Bad idea. And I say that as someone who profits when companies need brand-new marketing approaches, because it usually means that they need a new website, brochures, advertising — all those things they hire people like me to help them create.

Company leaders who change their marketing approaches only slightly less often than they change their underwear are usually wasting time and money. Simply put, if your company needs a new marketing approach every few months, something is fundamentally wrong, and the problem isn’t in your marketing.

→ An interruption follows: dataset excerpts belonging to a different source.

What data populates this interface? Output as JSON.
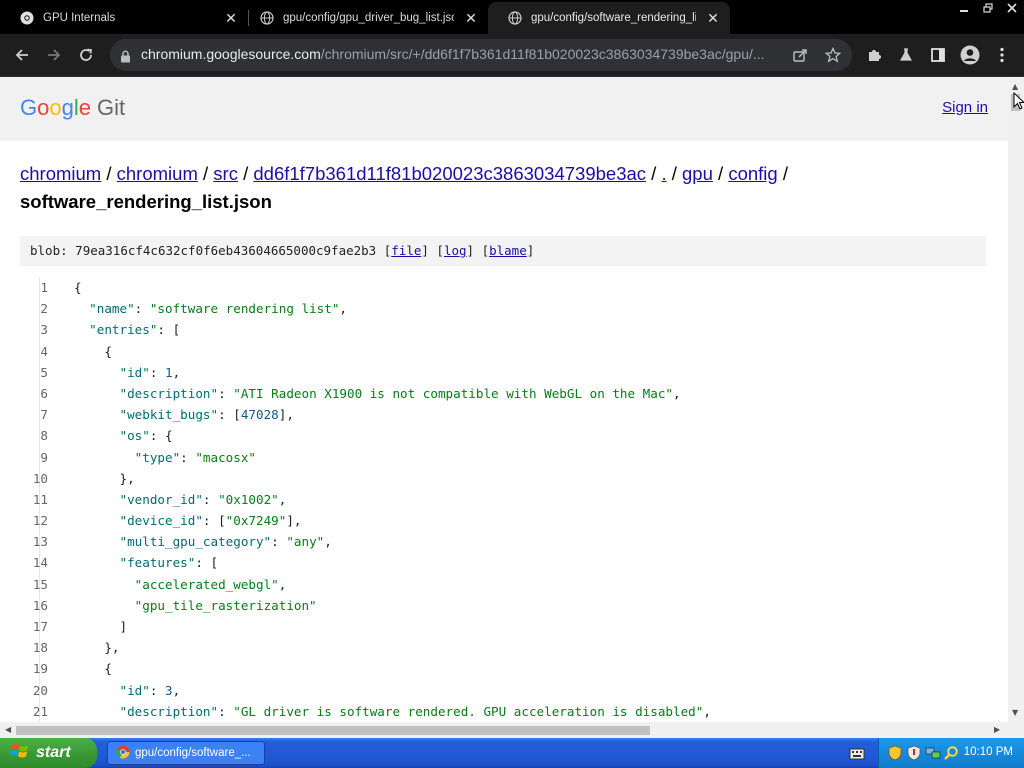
{
  "browser": {
    "tabs": [
      {
        "title": "GPU Internals",
        "active": false
      },
      {
        "title": "gpu/config/gpu_driver_bug_list.json",
        "active": false
      },
      {
        "title": "gpu/config/software_rendering_list",
        "active": true
      }
    ],
    "url_host": "chromium.googlesource.com",
    "url_path": "/chromium/src/+/dd6f1f7b361d11f81b020023c3863034739be3ac/gpu/..."
  },
  "header": {
    "logo_google": "Google",
    "logo_git": "Git",
    "sign_in": "Sign in"
  },
  "breadcrumb": {
    "items": [
      "chromium",
      "chromium",
      "src",
      "dd6f1f7b361d11f81b020023c3863034739be3ac",
      ".",
      "gpu",
      "config"
    ],
    "separator": "/",
    "current": "software_rendering_list.json"
  },
  "blob": {
    "label": "blob:",
    "hash": "79ea316cf4c632cf0f6eb43604665000c9fae2b3",
    "file_link": "file",
    "log_link": "log",
    "blame_link": "blame"
  },
  "code_lines": [
    {
      "n": "1",
      "text": "{"
    },
    {
      "n": "2",
      "text": "  \"name\": \"software rendering list\","
    },
    {
      "n": "3",
      "text": "  \"entries\": ["
    },
    {
      "n": "4",
      "text": "    {"
    },
    {
      "n": "5",
      "text": "      \"id\": 1,"
    },
    {
      "n": "6",
      "text": "      \"description\": \"ATI Radeon X1900 is not compatible with WebGL on the Mac\","
    },
    {
      "n": "7",
      "text": "      \"webkit_bugs\": [47028],"
    },
    {
      "n": "8",
      "text": "      \"os\": {"
    },
    {
      "n": "9",
      "text": "        \"type\": \"macosx\""
    },
    {
      "n": "10",
      "text": "      },"
    },
    {
      "n": "11",
      "text": "      \"vendor_id\": \"0x1002\","
    },
    {
      "n": "12",
      "text": "      \"device_id\": [\"0x7249\"],"
    },
    {
      "n": "13",
      "text": "      \"multi_gpu_category\": \"any\","
    },
    {
      "n": "14",
      "text": "      \"features\": ["
    },
    {
      "n": "15",
      "text": "        \"accelerated_webgl\","
    },
    {
      "n": "16",
      "text": "        \"gpu_tile_rasterization\""
    },
    {
      "n": "17",
      "text": "      ]"
    },
    {
      "n": "18",
      "text": "    },"
    },
    {
      "n": "19",
      "text": "    {"
    },
    {
      "n": "20",
      "text": "      \"id\": 3,"
    },
    {
      "n": "21",
      "text": "      \"description\": \"GL driver is software rendered. GPU acceleration is disabled\","
    }
  ],
  "taskbar": {
    "start_label": "start",
    "task_label": "gpu/config/software_...",
    "clock": "10:10 PM"
  },
  "colors": {
    "link": "#1a0dab",
    "json_key": "#006d74",
    "json_string": "#067d17",
    "json_number": "#0b5b8a"
  }
}
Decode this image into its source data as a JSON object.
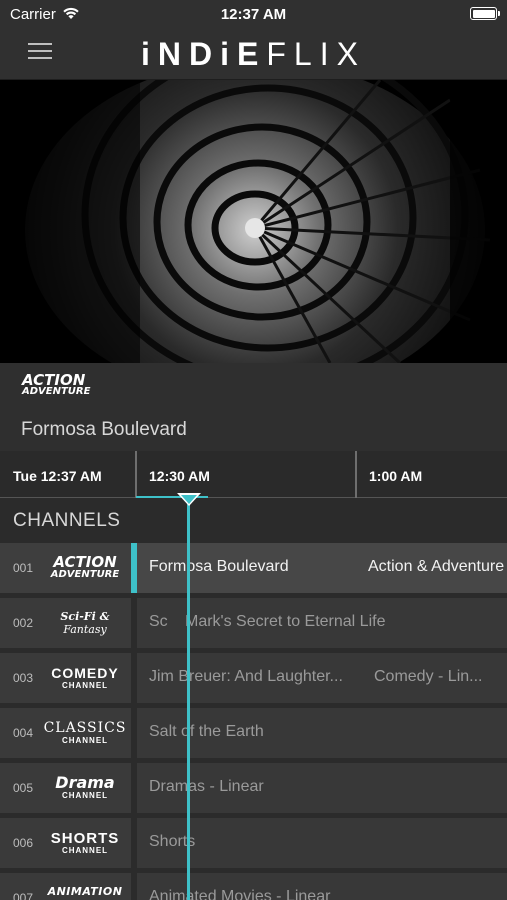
{
  "status_bar": {
    "carrier": "Carrier",
    "time": "12:37 AM"
  },
  "header": {
    "logo_bold": "iNDiE",
    "logo_light": "FLIX"
  },
  "now_playing": {
    "channel_logo_line1": "ACTION",
    "channel_logo_line2": "ADVENTURE",
    "title": "Formosa Boulevard"
  },
  "timeline": {
    "current": "Tue 12:37 AM",
    "slots": [
      "12:30 AM",
      "1:00 AM"
    ]
  },
  "channels_header": "CHANNELS",
  "channels": [
    {
      "number": "001",
      "logo_line1": "ACTION",
      "logo_line2": "ADVENTURE",
      "programs": [
        "Formosa Boulevard",
        "Action & Adventure"
      ],
      "active": true
    },
    {
      "number": "002",
      "logo_line1": "Sci-Fi &",
      "logo_line2": "Fantasy",
      "programs": [
        "Sc",
        "Mark's Secret to Eternal Life"
      ]
    },
    {
      "number": "003",
      "logo_line1": "COMEDY",
      "logo_line2": "CHANNEL",
      "programs": [
        "Jim Breuer: And Laughter...",
        "Comedy - Lin..."
      ]
    },
    {
      "number": "004",
      "logo_line1": "CLASSICS",
      "logo_line2": "CHANNEL",
      "programs": [
        "Salt of the Earth"
      ]
    },
    {
      "number": "005",
      "logo_line1": "Drama",
      "logo_line2": "CHANNEL",
      "programs": [
        "Dramas - Linear"
      ]
    },
    {
      "number": "006",
      "logo_line1": "SHORTS",
      "logo_line2": "CHANNEL",
      "programs": [
        "Shorts"
      ]
    },
    {
      "number": "007",
      "logo_line1": "ANIMATION",
      "programs": [
        "Animated Movies - Linear"
      ]
    }
  ],
  "colors": {
    "accent": "#3ec1c9",
    "background": "#2b2b2b"
  },
  "icons": [
    "wifi-icon",
    "battery-icon",
    "hamburger-menu-icon",
    "playhead-marker-icon"
  ]
}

The most effective marketing approaches are consistent, long-term efforts that are built upon a company’s strategic plan. That’s because the strategic plan spells out the company’s mission, vision, and the long-term strategy for connecting the two. Marketing activities are the steps that turn the strategy into action, so if you’re not changing your strategy every few months, you probably shouldn’t be changing your marketing that often.

Should you adjust and adapt you efforts to reflect what’s happening in your marketplace, or to seize unanticipated opportunities? Absolutely. But there’s no reason to throw everything out and start from scratch.

Think of the large companies you admire. What do they stand for? Can you describe them in a short phrase? Odds are their basic marketing approaches and style have been very consistent over years (and I mean years, not months). Sure, they’ll toss in a new ad here and there, or add a new component like an email newsletter, but the underlying strategies remain the same. That’s because they know who they are, and they know what appeals to their marketplace — and they have the confidence in that knowledge to stay focused over the long term.

If you’re not 100 percent sure of who your company is and what your marketplace wants, you probably shouldn’t spend so much on trying to make those connections, because any success you’re enjoying is probably just a happy accident.